General advice, don't re-use your password and use a 'throw-away' account for anything you don't really trust. For example, I used my second account on GWG, not because I don't trust GWG or Inde (I think incidents are handled great here, specially considering this is a non-profit site) but because I have the rule to never use my primary account on forums and such.
But as stated at the start, the knowledge of a valid GW account isn't a problem.
He/she would be guessing passwords for the rest of his life of it's not a very obvious one.

Getting your account name out in the open will open you up for targeted phishing attempts. That still shouldn't pose too much of a problem, except, phishing does work on some people.

Especially when you misspell it.

@the_jos Not everybody has multiple accounts or use multiple passwords.
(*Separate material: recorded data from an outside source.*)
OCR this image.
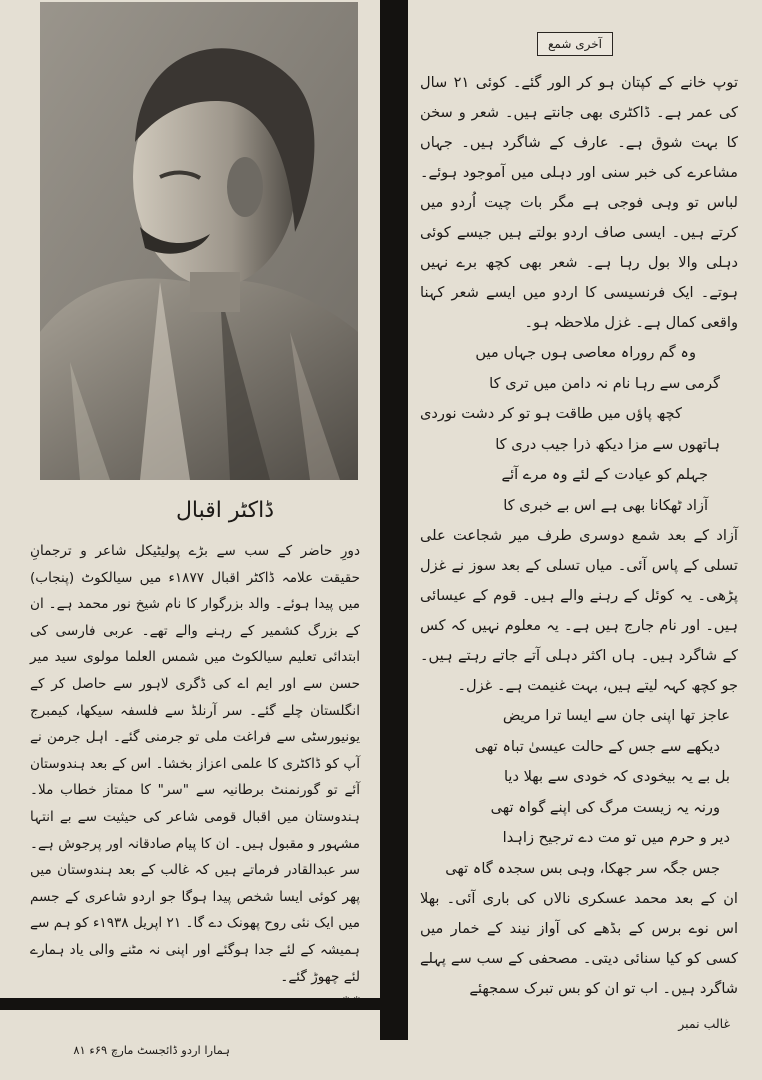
ڈاکٹر اقبال

دورِ حاضر کے سب سے بڑے پولیٹیکل شاعر و ترجمانِ حقیقت علامہ ڈاکٹر اقبال ۱۸۷۷ء میں سیالکوٹ (پنجاب) میں پیدا ہوئے۔ والد بزرگوار کا نام شیخ نور محمد ہے۔ ان کے بزرگ کشمیر کے رہنے والے تھے۔ عربی فارسی کی ابتدائی تعلیم سیالکوٹ میں شمس العلما مولوی سید میر حسن سے اور ایم اے کی ڈگری لاہور سے حاصل کر کے انگلستان چلے گئے۔ سر آرنلڈ سے فلسفہ سیکھا، کیمبرج یونیورسٹی سے فراغت ملی تو جرمنی گئے۔ اہل جرمن نے آپ کو ڈاکٹری کا علمی اعزاز بخشا۔ اس کے بعد ہندوستان آئے تو گورنمنٹ برطانیہ سے "سر" کا ممتاز خطاب ملا۔ ہندوستان میں اقبال قومی شاعر کی حیثیت سے بے انتہا مشہور و مقبول ہیں۔ ان کا پیام صادقانہ اور پرجوش ہے۔ سر عبدالقادر فرماتے ہیں کہ غالب کے بعد ہندوستان میں پھر کوئی ایسا شخص پیدا ہوگا جو اردو شاعری کے جسم میں ایک نئی روح پھونک دے گا۔ ۲۱ اپریل ۱۹۳۸ء کو ہم سے ہمیشہ کے لئے جدا ہوگئے اور اپنی نہ مٹنے والی یاد ہمارے لئے چھوڑ گئے۔

آخری شمع

توپ خانے کے کپتان ہو کر الور گئے۔ کوئی ۲۱ سال کی عمر ہے۔ ڈاکٹری بھی جانتے ہیں۔ شعر و سخن کا بہت شوق ہے۔ عارف کے شاگرد ہیں۔ جہاں مشاعرے کی خبر سنی اور دہلی میں آموجود ہوئے۔ لباس تو وہی فوجی ہے مگر بات چیت اُردو میں کرتے ہیں۔ ایسی صاف اردو بولتے ہیں جیسے کوئی دہلی والا بول رہا ہے۔ شعر بھی کچھ برے نہیں ہوتے۔ ایک فرنسیسی کا اردو میں ایسے شعر کہنا واقعی کمال ہے۔ غزل ملاحظہ ہو۔

وہ گم روراہ معاصی ہوں جہاں میں

گرمی سے رہا نام نہ دامن میں تری کا

کچھ پاؤں میں طاقت ہو تو کر دشت نوردی

ہاتھوں سے مزا دیکھ ذرا جیب دری کا

جہلم کو عیادت کے لئے وہ مرے آئے

آزاد ٹھکانا بھی ہے اس بے خبری کا

آزاد کے بعد شمع دوسری طرف میر شجاعت علی تسلی کے پاس آئی۔ میاں تسلی کے بعد سوز نے غزل پڑھی۔ یہ کوئل کے رہنے والے ہیں۔ قوم کے عیسائی ہیں۔ اور نام جارج ہیں ہے۔ یہ معلوم نہیں کہ کس کے شاگرد ہیں۔ ہاں اکثر دہلی آتے جاتے رہتے ہیں۔ جو کچھ کہہ لیتے ہیں، بہت غنیمت ہے۔ غزل۔

عاجز تھا اپنی جان سے ایسا ترا مریض

دیکھے سے جس کے حالت عیسیٰ تباہ تھی

بل بے یہ بیخودی کہ خودی سے بھلا دیا

ورنہ یہ زیست مرگ کی اپنے گواہ تھی

دیر و حرم میں تو مت دے ترجیح زاہدا

جس جگہ سر جھکا، وہی بس سجدہ گاہ تھی

ان کے بعد محمد عسکری نالاں کی باری آئی۔ بھلا اس نوے برس کے بڈھے کی آواز نیند کے خمار میں کسی کو کیا سنائی دیتی۔ مصحفی کے سب سے پہلے شاگرد ہیں۔ اب تو ان کو بس تبرک سمجھئے

غالب نمبر
ہمارا اردو ڈائجسٹ مارچ ۶۹ء ۸۱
So getting your account e-mail address exposed is a problem, if for no other reason than that you can be attacked from different angles. Your game, e-mail, forum, whatever other site your address got lifted from, are all subject to be compromised.

Tht makes sense; lock up a common misspelling before someone else does.

Yes, your e-mail address is out there to be found on google. The thing is, by registering that e-mail with a GUILD WARS website, the hacker knows you play/use Guild Wars.

People sending "Nigerian Finance Minister" e-mails to you is one thing. Those people just want valid e-mail addresses which is easy to find. But GW hackers need e-mail address that are also linked to Guild Wars accounts. What... maybe, 1 in 20,000 e-mails addresses in the world (conservative estimate) is a Guild Wars account. Then they have to brute force the password.

Knowing that you play GW and what one of your e-mail addresses is (which may or may not be your account e-mail) narrows down a hacker's work considerable.